NEW YORK (Reuters Health) – Pregnant women given tranexamic acid immediately after their cesarean section are 16% less likely to experience postpartum hemorrhage, according to results of the TRAAP2 clinical trial.
The test, on 4,431 women, found that 26.7% of the women given the drug had an estimated blood loss of more than 1,000 ml or required a transfusion within two days of the surgery. In the placebo group, the rate was 31.6% (P=0.003).
“The most important message is that tranexamic acid works when given in addition to uterotonics,” chief author Dr. Loic Sentilhes of Bordeaux University Hospital, in France, told Reuters Health in a telephone interview.
“The effect is not huge” so it may not change practice, he said. “But the risk of adverse events is very low.”
Another reason for caution is that when the research team looked at individual secondary outcomes, such as postpartum blood transfusion, gravimetrically estimated blood loss, clinically significant postpartum blood loss as assessed by the doctor, or emergency surgery, the rates were not significantly better in the tranexamic acid group.
More data are needed, he said, and at this point routine use of the treatment would be “questionable. No effect is sufficiently high to recommend it for all women to have.”
Smaller trials had suggested tranexamic acid reduced postpartum blood loss after a cesarean. Other research has shown it can lower the odds of transfusion in elective surgery and the risk of bleeding-related mortality in a woman experiencing a postpartum hemorrhage.
TRAAP2, the results of which appear in the New England Journal of Medicine, was done at 27 maternity hospitals in France.
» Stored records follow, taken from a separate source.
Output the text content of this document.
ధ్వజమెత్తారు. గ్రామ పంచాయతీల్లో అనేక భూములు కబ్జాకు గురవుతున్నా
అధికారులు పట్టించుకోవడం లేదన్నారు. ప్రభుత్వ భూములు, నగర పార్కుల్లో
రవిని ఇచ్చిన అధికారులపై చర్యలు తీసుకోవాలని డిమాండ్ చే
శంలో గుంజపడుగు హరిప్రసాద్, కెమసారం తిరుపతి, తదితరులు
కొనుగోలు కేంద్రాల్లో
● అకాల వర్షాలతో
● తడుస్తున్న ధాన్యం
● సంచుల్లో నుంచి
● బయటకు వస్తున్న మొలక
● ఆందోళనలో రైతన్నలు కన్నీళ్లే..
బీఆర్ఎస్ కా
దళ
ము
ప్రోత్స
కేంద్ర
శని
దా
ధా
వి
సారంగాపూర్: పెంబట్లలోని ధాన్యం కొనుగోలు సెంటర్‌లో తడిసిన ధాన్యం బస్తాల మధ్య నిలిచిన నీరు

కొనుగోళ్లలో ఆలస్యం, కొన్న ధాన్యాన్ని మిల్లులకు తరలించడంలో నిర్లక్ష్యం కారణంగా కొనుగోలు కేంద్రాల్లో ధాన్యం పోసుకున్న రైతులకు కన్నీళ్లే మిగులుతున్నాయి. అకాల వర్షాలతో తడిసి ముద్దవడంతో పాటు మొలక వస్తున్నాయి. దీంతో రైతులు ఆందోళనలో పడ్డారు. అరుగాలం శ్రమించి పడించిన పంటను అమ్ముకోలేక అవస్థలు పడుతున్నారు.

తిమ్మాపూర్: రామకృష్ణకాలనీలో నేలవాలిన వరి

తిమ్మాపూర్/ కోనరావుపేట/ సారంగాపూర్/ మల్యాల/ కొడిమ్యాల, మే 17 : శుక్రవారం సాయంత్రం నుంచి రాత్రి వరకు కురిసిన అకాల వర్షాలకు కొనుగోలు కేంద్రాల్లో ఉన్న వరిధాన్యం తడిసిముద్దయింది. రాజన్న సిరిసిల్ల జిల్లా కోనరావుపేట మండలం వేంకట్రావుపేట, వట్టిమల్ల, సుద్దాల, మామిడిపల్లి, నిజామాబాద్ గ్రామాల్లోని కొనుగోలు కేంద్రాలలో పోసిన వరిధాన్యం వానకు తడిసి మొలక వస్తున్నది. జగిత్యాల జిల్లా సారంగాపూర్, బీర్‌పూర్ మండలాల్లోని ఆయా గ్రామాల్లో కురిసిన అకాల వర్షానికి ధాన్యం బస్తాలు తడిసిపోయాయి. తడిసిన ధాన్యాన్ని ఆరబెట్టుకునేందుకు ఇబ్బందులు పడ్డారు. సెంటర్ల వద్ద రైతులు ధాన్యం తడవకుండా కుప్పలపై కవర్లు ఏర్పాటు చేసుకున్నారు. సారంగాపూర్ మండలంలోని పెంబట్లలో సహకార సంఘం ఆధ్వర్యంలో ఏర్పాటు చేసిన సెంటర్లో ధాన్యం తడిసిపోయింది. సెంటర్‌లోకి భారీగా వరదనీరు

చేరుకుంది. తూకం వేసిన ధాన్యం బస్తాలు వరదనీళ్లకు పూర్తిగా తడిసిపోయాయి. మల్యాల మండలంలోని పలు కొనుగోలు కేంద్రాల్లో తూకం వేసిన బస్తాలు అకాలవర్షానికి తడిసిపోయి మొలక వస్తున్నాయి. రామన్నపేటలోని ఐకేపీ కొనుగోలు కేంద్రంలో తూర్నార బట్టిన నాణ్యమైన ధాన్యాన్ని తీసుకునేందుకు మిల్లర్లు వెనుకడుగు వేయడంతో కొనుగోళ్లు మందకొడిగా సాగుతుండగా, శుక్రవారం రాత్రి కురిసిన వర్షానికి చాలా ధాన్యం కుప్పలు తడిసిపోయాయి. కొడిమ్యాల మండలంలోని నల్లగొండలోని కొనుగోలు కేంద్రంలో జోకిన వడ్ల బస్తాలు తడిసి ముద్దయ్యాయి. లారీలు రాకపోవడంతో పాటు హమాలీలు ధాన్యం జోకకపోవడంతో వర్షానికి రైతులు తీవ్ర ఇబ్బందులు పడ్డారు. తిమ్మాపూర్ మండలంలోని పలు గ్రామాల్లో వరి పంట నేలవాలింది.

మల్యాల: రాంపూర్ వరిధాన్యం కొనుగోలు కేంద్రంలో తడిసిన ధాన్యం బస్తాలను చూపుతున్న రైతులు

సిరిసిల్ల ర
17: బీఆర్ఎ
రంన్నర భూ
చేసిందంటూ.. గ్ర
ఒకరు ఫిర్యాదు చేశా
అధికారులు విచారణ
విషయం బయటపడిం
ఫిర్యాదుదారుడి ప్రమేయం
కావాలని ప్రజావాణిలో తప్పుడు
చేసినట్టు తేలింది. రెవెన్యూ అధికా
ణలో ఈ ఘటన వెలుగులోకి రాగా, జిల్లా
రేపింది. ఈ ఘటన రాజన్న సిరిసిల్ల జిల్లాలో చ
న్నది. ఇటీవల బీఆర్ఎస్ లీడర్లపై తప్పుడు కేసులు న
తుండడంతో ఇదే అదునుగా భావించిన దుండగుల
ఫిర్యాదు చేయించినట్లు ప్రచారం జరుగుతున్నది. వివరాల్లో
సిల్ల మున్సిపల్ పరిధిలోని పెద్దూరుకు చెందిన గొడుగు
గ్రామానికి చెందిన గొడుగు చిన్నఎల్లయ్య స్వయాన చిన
The study included women who were at week 34 in their pregnancy or later. All received intravenous administration of a prophylactic uterotonic agent along with either 1 g of tranexamic acid or placebo, usually within the three minutes after birth (however in a quarter of the patients it was done later, a violation of protocol).
When the researchers looked at specific groups of patients, they found a 21% reduction in the primary outcome among women who delivered before labor and a 20% reduction among women not considered at risk for postpartum hemorrhage. Both were statistically significant.
The researchers also saw a 12% reduction in the primary endpoint among women who were at risk for postpartum hemorrhage and a 9% reduction among women who delivered during labor, but the confidence intervals were too broad to make those findings statistically significant.
A third of the women had their cesarean performed during labor.
“The only risk of adverse events at that dosage is an increase in the gastrointestinal side effects,” said Dr. Sentilhes.
Nausea and vomiting occurred in 43.0% of tranexamic-acid recipients versus 36.3% in the placebo group (P<0.001).
The rates of thromboembolic events within three months of delivery were not statistically different between the two groups – 0.4% with tranexamic acid versus 0.1% with placebo (P=0.08) – but the trend offered a reason for caution, said Dr. Sentilhes.
Maternal satisfaction scores were similar between the two groups at day 2 and after two months.
However, “more subtle health dimensions, such as quality of life or mother-infant relationship, were not explored,” the researchers said.